Now I know that we've all been saturated lately with suicides and celebrity anti-bullying endorsements. I've heard more than one person reveal that their highschool experience was horrible and they don't feel sympathy for those who couldn't 'deal with it' and move on. The fact is: that segment of life isn't easy for anyone - we all are trying to figure out where our place in life is, while dealing with the constant social pressures to fit in. It hurts to feel like you DON'T fit in and the pain never really subsides. Let me tell you, my young life in Woodstock was no walk in the park. I went through the name calling, walking down the streets of Woodstock and being yelled at from the protection of car windows, being chased home from school, and even been a recipient of many a lit cigarette on my way out of highschool. None of this was a piece of cake, but I certainly dealt with it and fought on.
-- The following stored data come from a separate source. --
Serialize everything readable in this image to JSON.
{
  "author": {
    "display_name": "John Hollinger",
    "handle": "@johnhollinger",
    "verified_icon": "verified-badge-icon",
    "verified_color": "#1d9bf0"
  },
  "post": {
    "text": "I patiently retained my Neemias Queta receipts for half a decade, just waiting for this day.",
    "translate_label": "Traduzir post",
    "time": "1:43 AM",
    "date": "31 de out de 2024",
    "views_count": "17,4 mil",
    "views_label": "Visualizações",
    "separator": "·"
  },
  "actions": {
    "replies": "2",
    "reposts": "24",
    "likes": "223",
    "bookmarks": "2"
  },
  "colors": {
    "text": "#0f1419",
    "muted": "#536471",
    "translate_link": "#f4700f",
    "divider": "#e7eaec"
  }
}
Today, I woke up and resumed my normal morning routine of checking my emails and making morning coffee. To my shock, this had landed in my Facebook inbox at some point throughout the night:
It took me a moment to register just exactly who this was, and why they would be sending me mail like this. Then I remembered, this was one of the fine specimens that used to harrass me on a daily basis at Huron Park Secondary School so many years ago. It brought back so many memories of the gym teachers who would tolerate this behaviour, and even laugh should they overhear the bullying towards a person's sexual orientation. I immediately got angry. Then after much reasoning, I had to step back and think to myself - can I allow this idiot to have control over my emotions? That was a definite NO. Even though we're both adults now, he still lives in a life of ignorance and hate. I can only pity his sheltered and hateful existance, and hope that sometime (preferably before 30) - he can realize this is not how society operates. I understand people have their religion, backgrounds and even beliefs imposed on them by intolerant and uneducated parents or generations before: but I am a HUMAN BEING. I will not stand for this kind of behaviour to continue throughout the generations regardless of the size of a city, or the lack of exposure to a minority, race or otherwise.
I'm submitting this blog to the Woodstock Sentinel Review, in hopes that they can shed further light on this subject. The only way we're going to change anything is by talking about it, and exposing people to the unfamiliar. There will be a day where kids can feel safe walking home from school, and I hope I'm here to see it.